|Office of the Attorney General - State of Texas
January 15, 1999
Ms. Marie Dolores Cordova
Dear Ms. Cordova:
You ask whether certain information is subject to required public disclosure under chapter 552 of the Government Code, the Open Records Act. Your request was assigned ID# 123108 and # 123133.
The City of Jourdanton (the "city") received requests from a city councilperson for city bank statements from October 1, 1991, through October 30, 1998, and for police reports "in which an Uzi machine gun with a 30-round clip and a sawed off shotgun were caused to be in the vault at the Jourdanton Police Department and any other information relating to the acquisition of those weapons." You submit information responsive to the requests. We do not understand you to raise any exceptions to disclosure of the requested information. Rather, you ask whether the requested materials may lawfully be released to the requestor.(1)
You received the requests for information on November 25, 1998 and December 3, 1998. You did not seek a decision from this office until January 6, 1999, and January 5, 1999, respectively. Consequently, you have not met your statutory burden. Gov't Code § 552.301. The requested information, except for confidential information contained therein, is therefore presumed public. However, since we find that the requestor here has a right of access to the information at issue in its entirety, we need not further consider here the consequences of the city's lack of timeliness in seeking the decision of this office.
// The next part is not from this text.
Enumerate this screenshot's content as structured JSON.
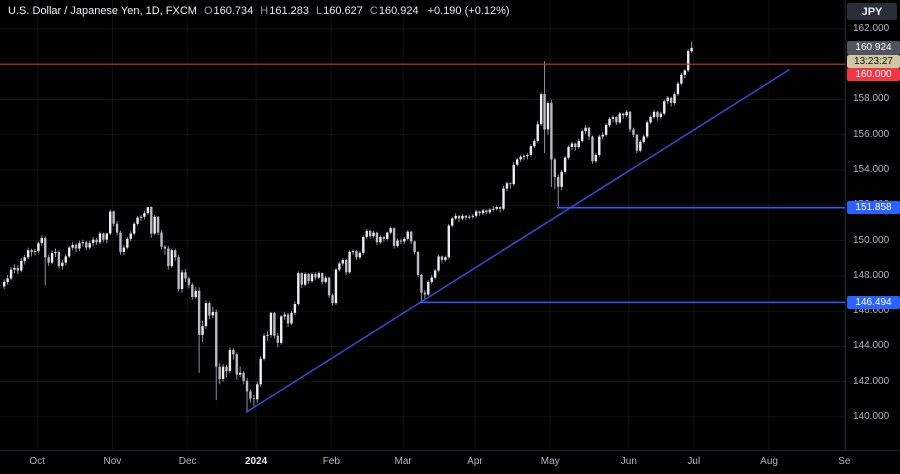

The requestor is a member of the city council and indicates in the requests that the information is to be used in her official duties. This office has previously ruled that members of the governing body of a state or local governmental entity have an inherent right to examine the records of the governmental entity if they request access to the records in their official capacity. See Attorney General Opinion JM-119 (1983); Attorney General Letter Opinion No. 93-69 (1993). Therefore, the requested records must be made available in their entirety to the requestor here. Please note, however, that the records you submitted appear to contain information made confidential under sections 552.101, 552.117, and 552.130 of the act. Although we have found that the city must release the requested information in its entirety to the requestor here, the city and the requestor are prohibited from distributing confidential information contained therein to the public. Gov't Code § 552.352. See also, Attorney General Letter Opinion 69 (1993) (members of governmental body may examine confidential information without waiving its confidentiality or affecting the governmental body's authority to withhold it from public disclosure).
We are resolving this matter with an informal letter ruling rather than with a published open records decision. This ruling is limited to the particular records at issue under the facts presented to us in this request and should not be relied upon as a previous determination regarding any other records. If you have questions about this ruling, please contact our office.
Yours very truly,
Ref:: ID# 123108
Enclosures: Submitted documents
1. Please note that the Open Records Act imposes a duty on governmental bodies seeking an open records decision pursuant to section 552.301 to submit that request to the attorney general within ten business days after the governmental body's receipt of the request for information. The time limitation found in section 552.301 is an express legislative recognition of the importance of having public information produced in a timely fashion. Hancock v. State Bd. of Ins., 797 S.W.2d 379, 381 (Tex. App.--Austin 1990, no writ). When a request for an open records decision is not made within the time period prescribed by section 552.301, the requested information is presumed to be public. See Gov't Code § 552.302. This presumption of openness can only be overcome by a compelling demonstration that the information should not be made public. See, e.g., Open Records Decision No. 150 (1977) (presumption of openness overcome by a showing that the information is made confidential by another source of law or affects third party interests).